By focusing on the tail and optimizing worst cases you help users more than by improving your median latency.
I'm pretty sure what the author is saying is:
E(X) =:= \sum_t(t * P(X = t)) is the definition
another important note is P(X^2 = t^2) = P(X = t) - because it's the same distribution.

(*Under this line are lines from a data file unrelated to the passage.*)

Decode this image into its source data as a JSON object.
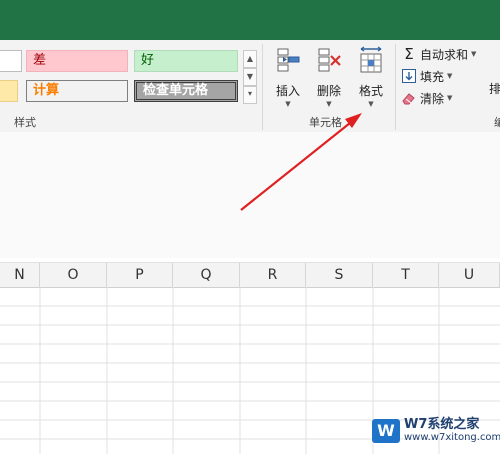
{
  "ribbon": {
    "styles": {
      "bad_label": "差",
      "good_label": "好",
      "calc_label": "计算",
      "check_cell_label": "检查单元格",
      "group_label": "样式"
    },
    "cells": {
      "insert_label": "插入",
      "delete_label": "删除",
      "format_label": "格式",
      "group_label": "单元格"
    },
    "editing": {
      "autosum_label": "自动求和",
      "fill_label": "填充",
      "clear_label": "清除",
      "sort_partial": "排",
      "group_partial": "编"
    }
  },
  "columns": [
    "N",
    "O",
    "P",
    "Q",
    "R",
    "S",
    "T",
    "U"
  ],
  "watermark": {
    "logo": "W",
    "title": "W7系统之家",
    "url": "www.w7xitong.com"
  },
  "colors": {
    "titlebar": "#217346",
    "bad_bg": "#ffc7ce",
    "bad_text": "#9c0006",
    "good_bg": "#c6efce",
    "good_text": "#006100",
    "calc_text": "#fa7d00",
    "check_bg": "#a5a5a5",
    "arrow": "#e02020"
  }
}
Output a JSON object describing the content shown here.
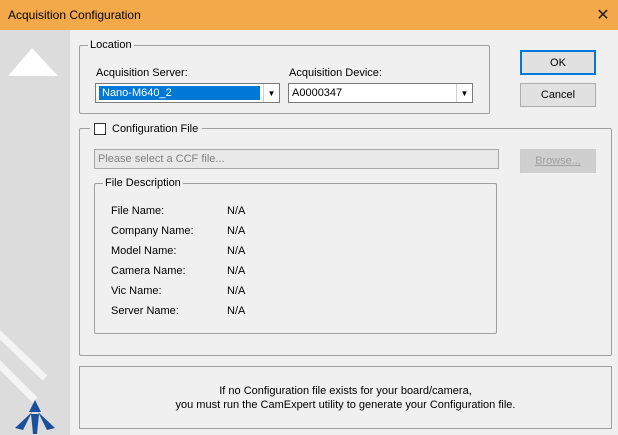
{
  "window": {
    "title": "Acquisition Configuration",
    "close_glyph": "✕"
  },
  "location": {
    "legend": "Location",
    "server_label": "Acquisition Server:",
    "server_value": "Nano-M640_2",
    "device_label": "Acquisition Device:",
    "device_value": "A0000347"
  },
  "buttons": {
    "ok": "OK",
    "cancel": "Cancel",
    "browse": "Browse..."
  },
  "config_file": {
    "checkbox_label": "Configuration File",
    "checked": false,
    "placeholder": "Please select a CCF file..."
  },
  "file_description": {
    "legend": "File Description",
    "rows": [
      {
        "label": "File Name:",
        "value": "N/A"
      },
      {
        "label": "Company Name:",
        "value": "N/A"
      },
      {
        "label": "Model Name:",
        "value": "N/A"
      },
      {
        "label": "Camera Name:",
        "value": "N/A"
      },
      {
        "label": "Vic Name:",
        "value": "N/A"
      },
      {
        "label": "Server Name:",
        "value": "N/A"
      }
    ]
  },
  "info": {
    "line1": "If no Configuration file exists for your board/camera,",
    "line2": "you must run the CamExpert utility to generate your Configuration file."
  },
  "colors": {
    "titlebar": "#f3a94a",
    "selection": "#0078d7",
    "logo": "#1a4f9c"
  },
  "icons": {
    "dropdown": "chevron-down-icon",
    "logo": "teledyne-logo-icon"
  }
}
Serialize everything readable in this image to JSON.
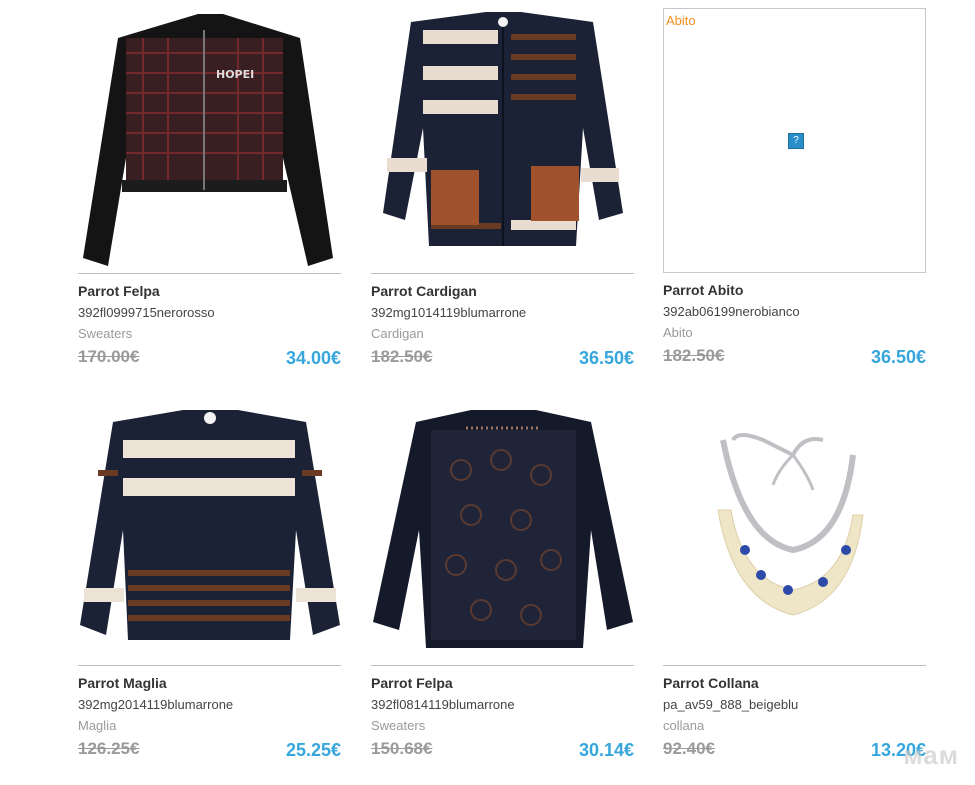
{
  "products": [
    {
      "name": "Parrot Felpa",
      "code": "392fl0999715nerorosso",
      "category": "Sweaters",
      "old_price": "170.00€",
      "new_price": "34.00€",
      "image": "black-red-tweed-jacket"
    },
    {
      "name": "Parrot Cardigan",
      "code": "392mg1014119blumarrone",
      "category": "Cardigan",
      "old_price": "182.50€",
      "new_price": "36.50€",
      "image": "striped-cardigan"
    },
    {
      "name": "Parrot Abito",
      "code": "392ab06199nerobianco",
      "category": "Abito",
      "old_price": "182.50€",
      "new_price": "36.50€",
      "image": "broken-image",
      "image_alt": "Abito"
    },
    {
      "name": "Parrot Maglia",
      "code": "392mg2014119blumarrone",
      "category": "Maglia",
      "old_price": "126.25€",
      "new_price": "25.25€",
      "image": "striped-sweater"
    },
    {
      "name": "Parrot Felpa",
      "code": "392fl0814119blumarrone",
      "category": "Sweaters",
      "old_price": "150.68€",
      "new_price": "30.14€",
      "image": "navy-lace-sweater"
    },
    {
      "name": "Parrot Collana",
      "code": "pa_av59_888_beigeblu",
      "category": "collana",
      "old_price": "92.40€",
      "new_price": "13.20€",
      "image": "beaded-collar-necklace"
    }
  ],
  "watermark": "мам",
  "colors": {
    "price_new": "#36a6dd",
    "price_old": "#9a9a9a",
    "alt_text": "#f0901d"
  }
}
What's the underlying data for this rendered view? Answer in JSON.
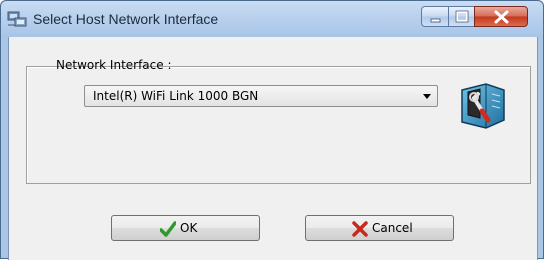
{
  "window": {
    "title": "Select Host Network Interface",
    "icon": "network-host-icon"
  },
  "titlebar_controls": {
    "minimize": "minimize-icon",
    "maximize": "maximize-icon",
    "close": "close-icon"
  },
  "form": {
    "network_interface_label": "Network Interface :",
    "network_interface_selected": "Intel(R) WiFi Link 1000 BGN",
    "settings_icon": "tools-wrench-icon"
  },
  "buttons": {
    "ok_label": "OK",
    "ok_icon": "checkmark-icon",
    "cancel_label": "Cancel",
    "cancel_icon": "x-cross-icon"
  },
  "colors": {
    "ok_check": "#2f9b2f",
    "cancel_x": "#c62a1a",
    "close_button": "#c2381e"
  }
}
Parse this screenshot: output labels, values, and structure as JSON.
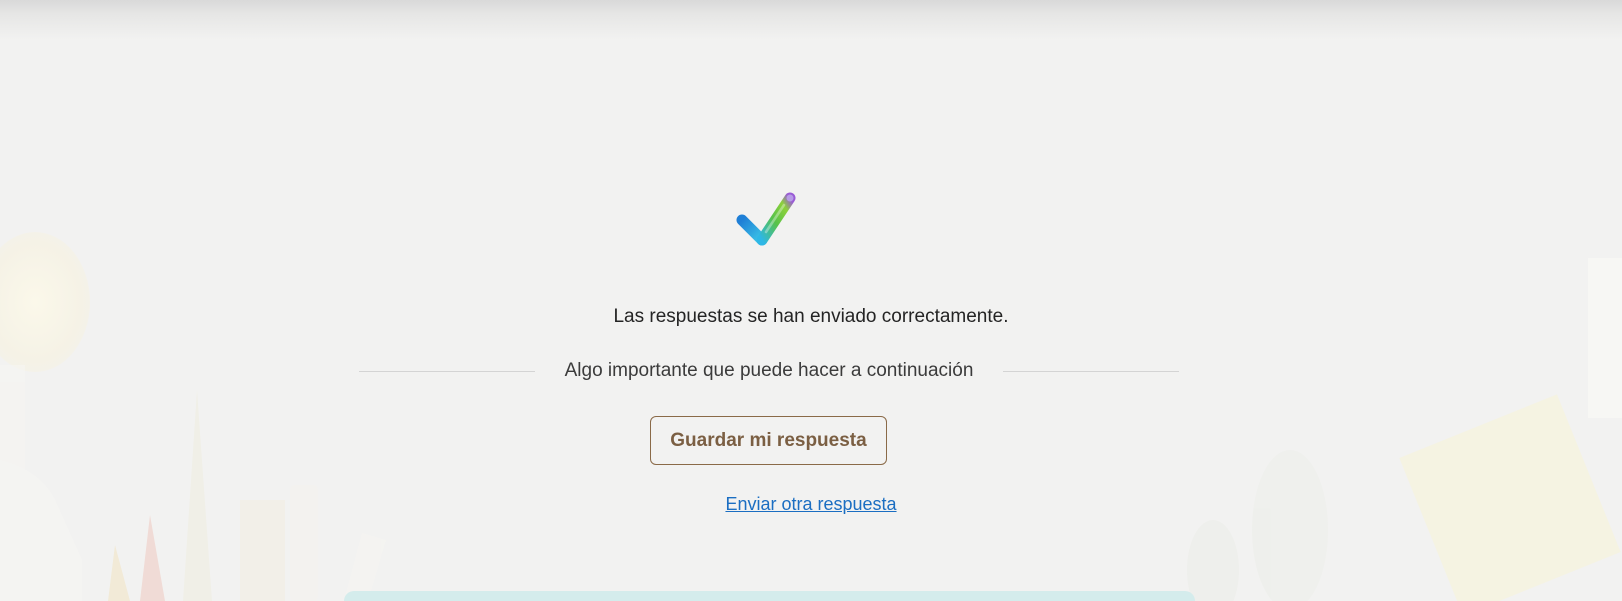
{
  "confirmation": {
    "message": "Las respuestas se han enviado correctamente.",
    "next_steps_title": "Algo importante que puede hacer a continuación",
    "save_button_label": "Guardar mi respuesta",
    "another_response_link": "Enviar otra respuesta"
  },
  "icons": {
    "success": "checkmark-icon"
  },
  "colors": {
    "background": "#f2f2f1",
    "button_border": "#8a6a48",
    "button_text": "#7b5f43",
    "link": "#1b6ec2",
    "card_accent": "#d4ecec"
  }
}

E_a(X) is a bit sloppy, but consider X_a aka Alice's latency "experience" distribution. The argument is:
P(X_a = t) = t * P(X = t) / \sum_u(u * P(X = u)) - i.e. scale the probability up by t but make it sum to 1.
Then
E(X_a) = \sum_t(t * P(X_a = t)) = \sum_t(t * t * P(X = t) / \sum_u(u * P(X = u))
aka
E(X^2) / E(X)
Then (from wikipedia)
Var(X) = E(X^2) - (E(X))^2
And we get
E(X_a) = (Var(X) + (E(X))^2) / E(X) = E(X) + Var(X) / E(X)
I find it much more inquisitive and visceral, to the extent that p99 now boggles my mind. 2N would be dreadful as an availability figure, yet for UX it's treated very different. So much so that my measurements corroborate exactly that; good UX requires the same many-nines reliability as e.g. DCs, not one or two.
I wonder if it's p90 and p99 to blame for the shoddy services we have, in a way. It's pretty hard to argue for fixing something when it's presented as only going wrong 0.5% or less of the time after all. Even if at scale that means most of your users are experiencing it weekly.
Say that there are to different waiting times 1s and 3s, and they happen with probability 50% each. The average waiting time (1/2 1+1/2 3) is 2s. However, 75% of the time we are waiting on a 3s event and only 25% on a 1s event. The weighted average is 2.5s. E[X^2]=1/2 1+1/2 9=5(s^2) is not the right answer, it still has to be divided by E[X]=2(s) to get the correct answer.